Wednesday, July 12, 2017

They're Heeeeeeere!

     About a month and a half ago we ordered 15 rare heritage cross breed poults from a farm in Illinois that has exciting mixes like chocolate palm and sweetgrass turkeys. What did we get? I have no idea. We ordered the cross breed mix that were supposed to have a paper with them to give us an idea of what they might be but there was no paper. Oh well, small potatoes! Because the most important thing is that even though they threw and extra poult in in case of death by shipping all of them arrived at our local post office this morning peppy and peeping!
   That was the easy part. At the beginning of July we cleaned out and chicken wired off a juvenile pen for them so the big turkeys don't squish them or spread diseases too easily. Well.... that didn't work. They squeezed through chicken wire, fell out of unknown holes in the hutch, and were just generally running around in peeping chaos.
  Ok, thought I, maybe Blucy would be cool with them. After all we had given her those three commercial poults to mother when she was still trying in vain to hatch out the rest of her now defunct eggs. So I brought a cute speckled fellow over to her nest.

BIG MISTAKE.

    Letting out a hiss that could rival the orneriest Canadian goose Blucinda savagely pecked at the hapless little thing. As is hightailed it out of the nest out came Blucinda with wings unfurled and beak agape like some sort of guardian to the gates of hell itself. Even Arpee ran out of the pen in the face of her fury. Scooping up the poult, I ran like the coward I am back into the juvenile pen and enlisted the only help I had (a toddler and a bouncy six year old) to keep the poults out of the adult pen while I figured out what to do.

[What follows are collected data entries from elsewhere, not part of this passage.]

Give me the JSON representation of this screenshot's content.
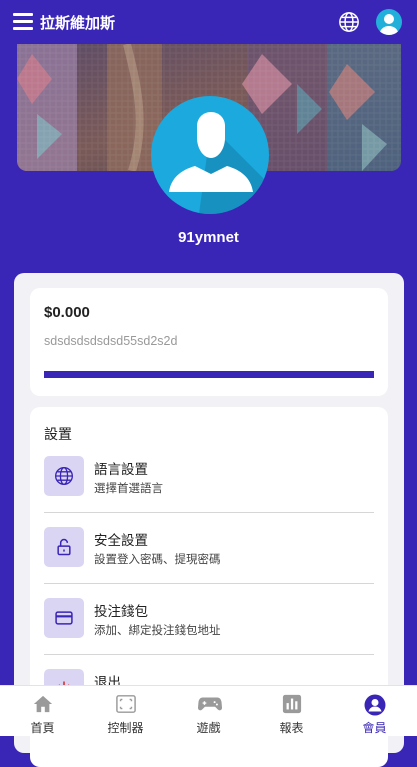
{
  "header": {
    "title": "拉斯維加斯"
  },
  "profile": {
    "username": "91ymnet"
  },
  "wallet": {
    "balance": "$0.000",
    "account_id": "sdsdsdsdsdsd55sd2s2d",
    "progress": 1.0
  },
  "settings": {
    "title": "設置",
    "items": [
      {
        "name": "語言設置",
        "desc": "選擇首選語言",
        "icon": "globe-icon"
      },
      {
        "name": "安全設置",
        "desc": "設置登入密碼、提現密碼",
        "icon": "lock-icon"
      },
      {
        "name": "投注錢包",
        "desc": "添加、綁定投注錢包地址",
        "icon": "card-icon"
      },
      {
        "name": "退出",
        "desc": "",
        "icon": "power-icon"
      }
    ]
  },
  "bottom_nav": {
    "items": [
      {
        "label": "首頁",
        "icon": "home-icon"
      },
      {
        "label": "控制器",
        "icon": "controller-icon"
      },
      {
        "label": "遊戲",
        "icon": "gamepad-icon"
      },
      {
        "label": "報表",
        "icon": "chart-icon"
      },
      {
        "label": "會員",
        "icon": "user-icon",
        "active": true
      }
    ]
  },
  "colors": {
    "primary": "#3a26b6",
    "avatar": "#1ba9de",
    "icon_bg": "#d9d5f3",
    "nav_icon": "#9a9a9a"
  }
}
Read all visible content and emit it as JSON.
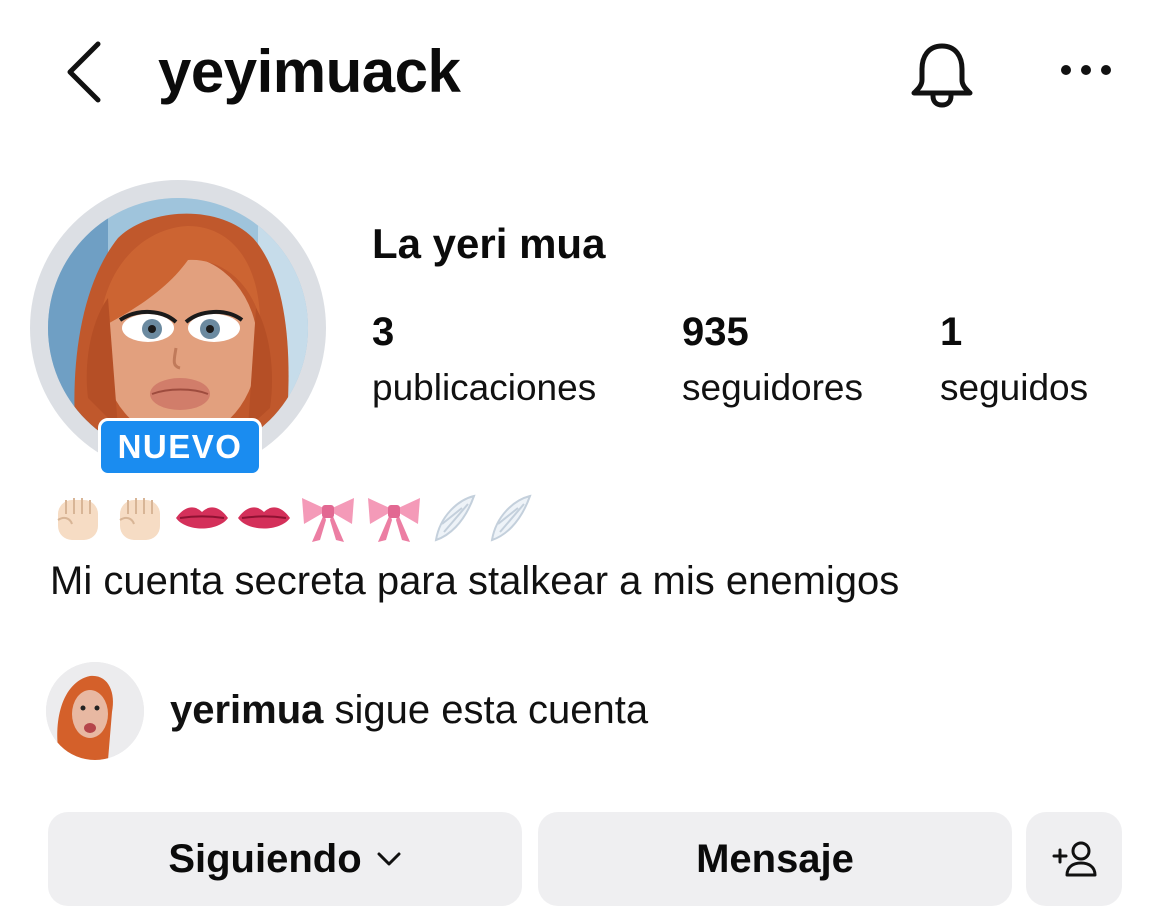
{
  "header": {
    "username": "yeyimuack",
    "icons": [
      "chevron-left-icon",
      "bell-icon",
      "more-horizontal-icon"
    ]
  },
  "profile": {
    "display_name": "La yeri mua",
    "badge": "NUEVO",
    "stats": {
      "posts": {
        "value": "3",
        "label": "publicaciones"
      },
      "followers": {
        "value": "935",
        "label": "seguidores"
      },
      "following": {
        "value": "1",
        "label": "seguidos"
      }
    },
    "bio_emojis": [
      "raised-fist",
      "raised-fist",
      "lips",
      "lips",
      "pink-bow",
      "pink-bow",
      "wing",
      "wing"
    ],
    "bio": "Mi cuenta secreta para stalkear a mis enemigos"
  },
  "followed_by": {
    "username": "yerimua",
    "text": "sigue esta cuenta"
  },
  "actions": {
    "following_label": "Siguiendo",
    "message_label": "Mensaje",
    "icons": [
      "chevron-down-icon",
      "add-person-icon"
    ]
  },
  "colors": {
    "badge_bg": "#1a8cf0",
    "button_bg": "#efeff1",
    "avatar_ring": "#dcdfe4"
  }
}
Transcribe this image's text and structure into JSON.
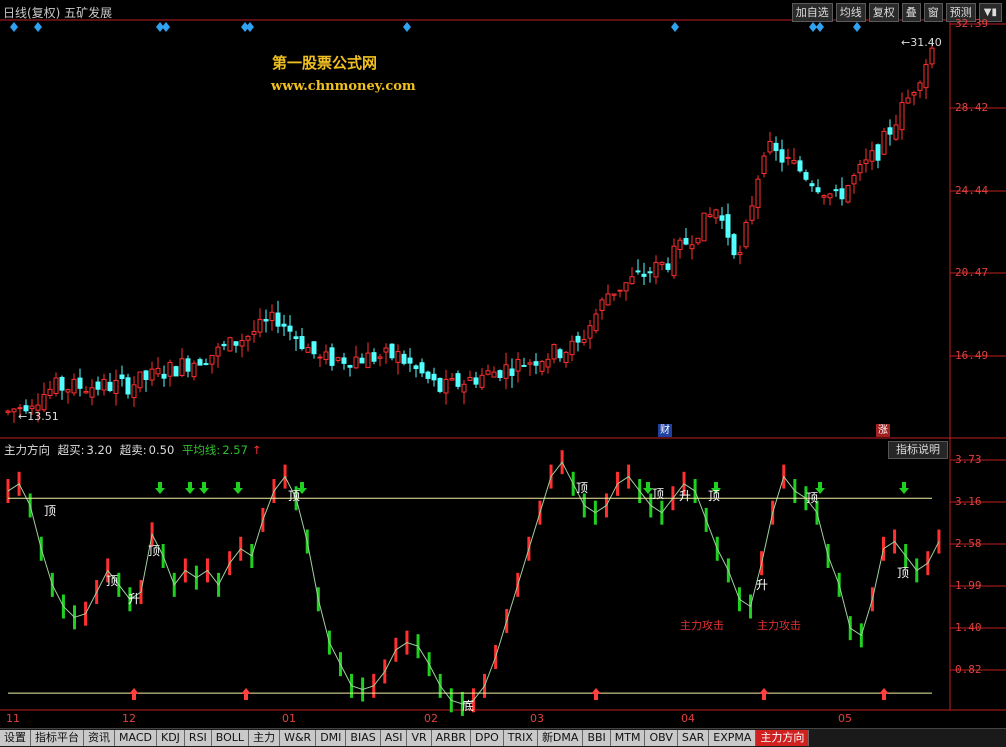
{
  "window": {
    "title": "日线(复权)  五矿发展"
  },
  "toolbar": {
    "buttons": [
      "加自选",
      "均线",
      "复权",
      "叠",
      "窗",
      "预测"
    ],
    "menu_icon": "menu-icon"
  },
  "price_axis": {
    "ticks": [
      "32.39",
      "28.42",
      "24.44",
      "20.47",
      "16.49"
    ]
  },
  "watermark": {
    "line1": "第一股票公式网",
    "line2": "www.chnmoney.com"
  },
  "price_annotations": {
    "high_label": "31.40",
    "low_label": "13.51",
    "badge_cai": "财",
    "badge_zhang": "涨"
  },
  "indicator": {
    "name": "主力方向",
    "overbuy_label": "超买:",
    "overbuy_value": "3.20",
    "oversell_label": "超卖:",
    "oversell_value": "0.50",
    "avg_label": "平均线:",
    "avg_value": "2.57",
    "help_button": "指标说明",
    "axis_ticks": [
      "3.73",
      "3.16",
      "2.58",
      "1.99",
      "1.40",
      "0.82"
    ],
    "signals": {
      "top": "顶",
      "rise": "升",
      "bottom": "底",
      "attack": "主力攻击"
    }
  },
  "time_axis": {
    "labels": [
      "11",
      "12",
      "01",
      "02",
      "03",
      "04",
      "05"
    ]
  },
  "tabs": [
    "设置",
    "指标平台",
    "资讯",
    "MACD",
    "KDJ",
    "RSI",
    "BOLL",
    "主力",
    "W&R",
    "DMI",
    "BIAS",
    "ASI",
    "VR",
    "ARBR",
    "DPO",
    "TRIX",
    "新DMA",
    "BBI",
    "MTM",
    "OBV",
    "SAR",
    "EXPMA",
    "主力方向"
  ],
  "active_tab": "主力方向",
  "colors": {
    "up": "#ff3030",
    "down": "#54ffff",
    "axis": "#c02020",
    "overbuy_line": "#f0f0a0",
    "signal_green": "#20d020"
  }
}
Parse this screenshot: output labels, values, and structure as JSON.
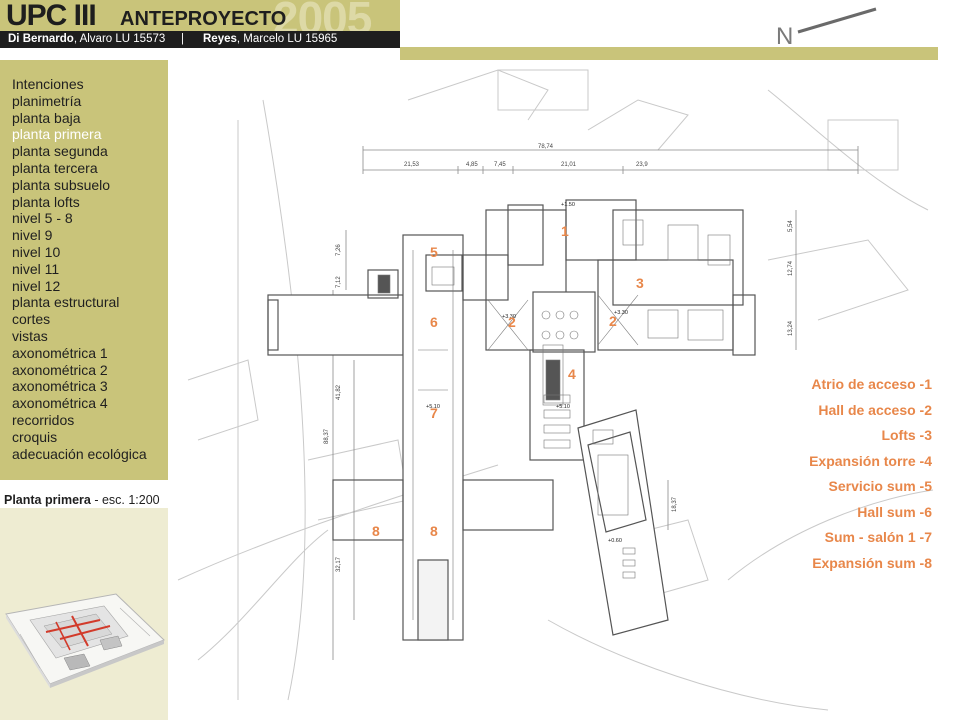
{
  "header": {
    "title_main": "UPC III",
    "title_sub": "ANTEPROYECTO",
    "title_year": "2005",
    "author1_name": "Di Bernardo",
    "author1_rest": ", Alvaro  LU 15573",
    "separator": "|",
    "author2_name": "Reyes",
    "author2_rest": ", Marcelo  LU 15965",
    "north_label": "N"
  },
  "menu": {
    "items": [
      {
        "label": "Intenciones"
      },
      {
        "label": "planimetría"
      },
      {
        "label": "planta baja"
      },
      {
        "label": "planta primera",
        "active": true
      },
      {
        "label": "planta segunda"
      },
      {
        "label": "planta tercera"
      },
      {
        "label": "planta subsuelo"
      },
      {
        "label": "planta lofts"
      },
      {
        "label": "nivel 5 - 8"
      },
      {
        "label": "nivel 9"
      },
      {
        "label": "nivel 10"
      },
      {
        "label": "nivel 11"
      },
      {
        "label": "nivel 12"
      },
      {
        "label": "planta estructural"
      },
      {
        "label": "cortes"
      },
      {
        "label": "vistas"
      },
      {
        "label": "axonométrica 1"
      },
      {
        "label": "axonométrica 2"
      },
      {
        "label": "axonométrica 3"
      },
      {
        "label": "axonométrica 4"
      },
      {
        "label": "recorridos"
      },
      {
        "label": "croquis"
      },
      {
        "label": "adecuación ecológica"
      }
    ]
  },
  "caption": {
    "bold": "Planta primera",
    "rest": " - esc. 1:200"
  },
  "plan": {
    "dimensions_top": [
      "78,74",
      "21,53",
      "4,85",
      "7,45",
      "21,01",
      "23,9"
    ],
    "dimensions_left": [
      "7,26",
      "7,12",
      "41,82",
      "88,37",
      "32,17"
    ],
    "dimensions_right": [
      "5,54",
      "12,74",
      "13,24"
    ],
    "dimension_extra": "18,37",
    "levels": [
      "+1.50",
      "+3.30",
      "+3.30",
      "+5.10",
      "+5.10",
      "+0.60"
    ],
    "space_numbers": [
      "1",
      "2",
      "2",
      "3",
      "4",
      "5",
      "6",
      "7",
      "8",
      "8"
    ]
  },
  "legend": {
    "items": [
      "Atrio de acceso -1",
      "Hall de acceso -2",
      "Lofts -3",
      "Expansión torre -4",
      "Servicio sum -5",
      "Hall sum -6",
      "Sum - salón 1 -7",
      "Expansión sum -8"
    ]
  },
  "colors": {
    "olive": "#c9c47a",
    "olive_light": "#ddd9a6",
    "accent_orange": "#e8874a",
    "dark": "#1e1e1e",
    "line_gray": "#9a9a9a",
    "active_menu_text": "#ffffff"
  }
}
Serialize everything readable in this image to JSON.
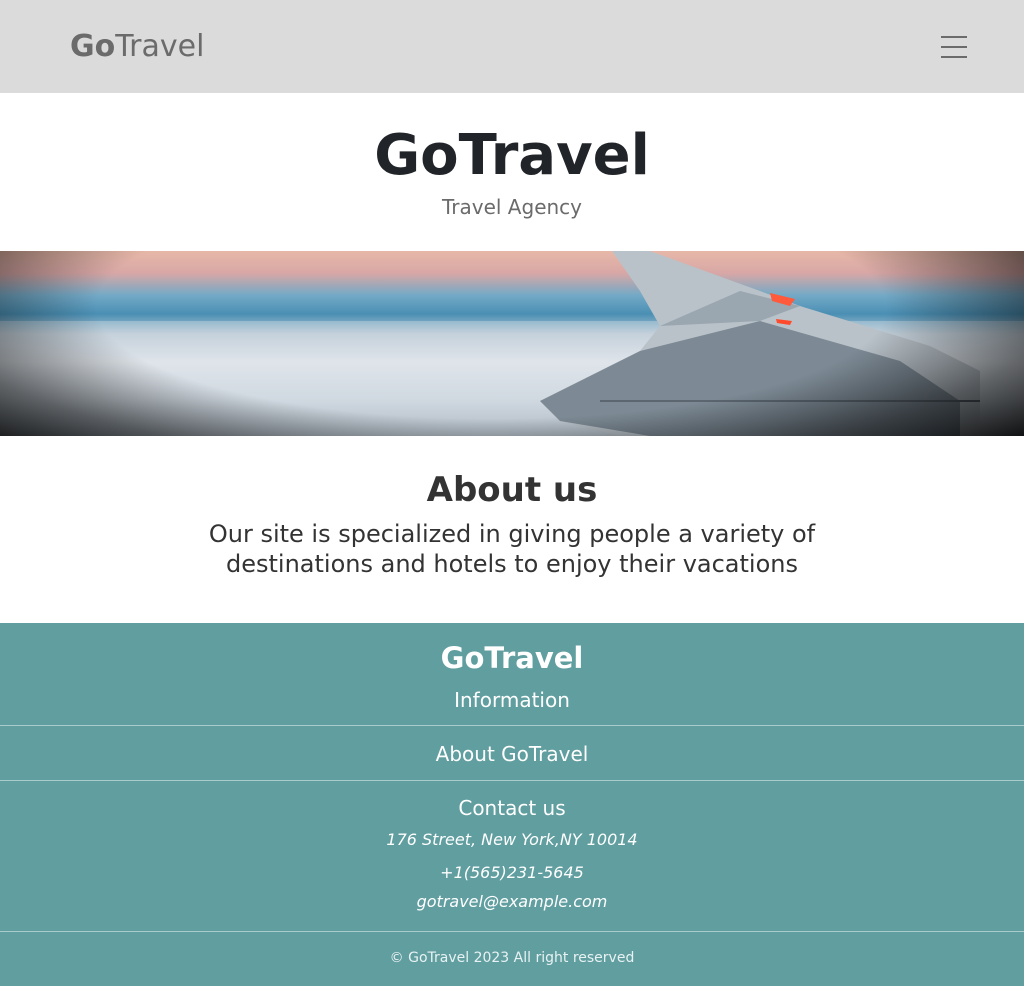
{
  "navbar": {
    "brand_bold": "Go",
    "brand_light": "Travel",
    "menu_icon": "hamburger-menu-icon"
  },
  "hero": {
    "title": "GoTravel",
    "subtitle": "Travel Agency"
  },
  "banner": {
    "image": "airplane-window-wing-view"
  },
  "about": {
    "title": "About us",
    "text": "Our site is specialized in giving people a variety of destinations and hotels to enjoy their vacations"
  },
  "footer": {
    "brand": "GoTravel",
    "information_heading": "Information",
    "about_link": "About GoTravel",
    "contact_heading": "Contact us",
    "address": "176 Street, New York,NY 10014",
    "phone": "+1(565)231-5645",
    "email": "gotravel@example.com",
    "copyright": "© GoTravel 2023   All right reserved"
  },
  "colors": {
    "navbar_bg": "#dbdbdb",
    "footer_bg": "#609ea0",
    "brand_text": "#6b6b6b"
  }
}
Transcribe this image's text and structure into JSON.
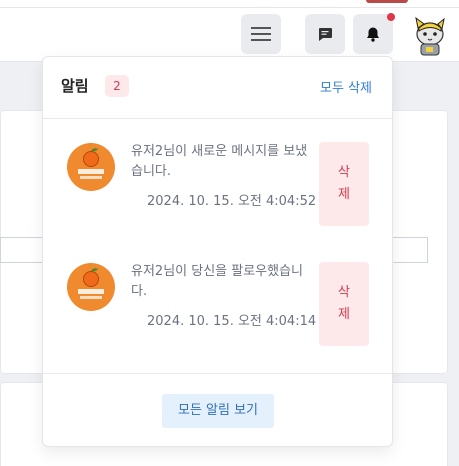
{
  "nav": {
    "menu_icon": "hamburger-icon",
    "chat_icon": "chat-icon",
    "bell_icon": "bell-icon",
    "avatar_icon": "cat-avatar"
  },
  "notifications": {
    "title": "알림",
    "count": "2",
    "clear_all": "모두 삭제",
    "items": [
      {
        "message": "유저2님이 새로운 메시지를 보냈습니다.",
        "time": "2024. 10. 15. 오전 4:04:52",
        "delete_label": "삭제"
      },
      {
        "message": "유저2님이 당신을 팔로우했습니다.",
        "time": "2024. 10. 15. 오전 4:04:14",
        "delete_label": "삭제"
      }
    ],
    "view_all": "모든 알림 보기"
  },
  "colors": {
    "accent_blue": "#2f7ed8",
    "danger_red": "#d23c4f",
    "danger_bg": "#fde8ea",
    "avatar_orange": "#ef8a2e"
  }
}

   We had wrapped an old metal picnic table frame with a double layer of chicken wire months ago thinking to use it for incubated chicks' outside playtime. Our incubator really soiled the sheets this year so it stood abandoned by the garden. Perfect! I rolled it into the baby pen and my kids practiced counting as they scooped the floofs into their crib. I added the bottom half of a broken pet crate turned upside down for a rain and sun shelter with a paving stone on top to keep the wind from taking it, a little waterer, and a dog dish of poult starter feed. Patting myself on the back for my quick thinking, I borrowed the other old plastic picnic table from the pheasants and used that as a lid. But I hit another snag.
  The poults huddled in a corner looking dejected and miserable. Even though I'd dipped beaks in water like I was told no one seemed to have the slightest interest in food or water.
   Hmmmm.....
  Aha!! We've been having issues with one of the quails, Honey. She has taken to eating six eggs a day. Well I had the perfect job for her royal chubness! Sixteen new babies to look after. I put her in with the poults and they immediately decided she was just the ticket and mobbed her for snuggles. This did not thrill her, but never one to pass up a free meal she set to on the dish of poult starter. Six of poults followed suit. Then, apparently thirsty from the excitement she quail scuttled over to the waterer and helped herself followed by seven of the little peepers. After that she decided she had enough fun and started cricket chirping the quail distress call. I scooped her out and put her back in the quail pen and then returned to the happy sight of poults pecking the food, scratching at the grass, and sipping the water.
  So that's our excitement for the day! Now excuse me while I scurry out to the bird yard every ten minutes to check on the new arrivals like the crazy poultry lady I've become.


 A very displeased nanny quail.

Big sibling Thanksgiving and daddy Arpee come take a peek before being shooed into their own area.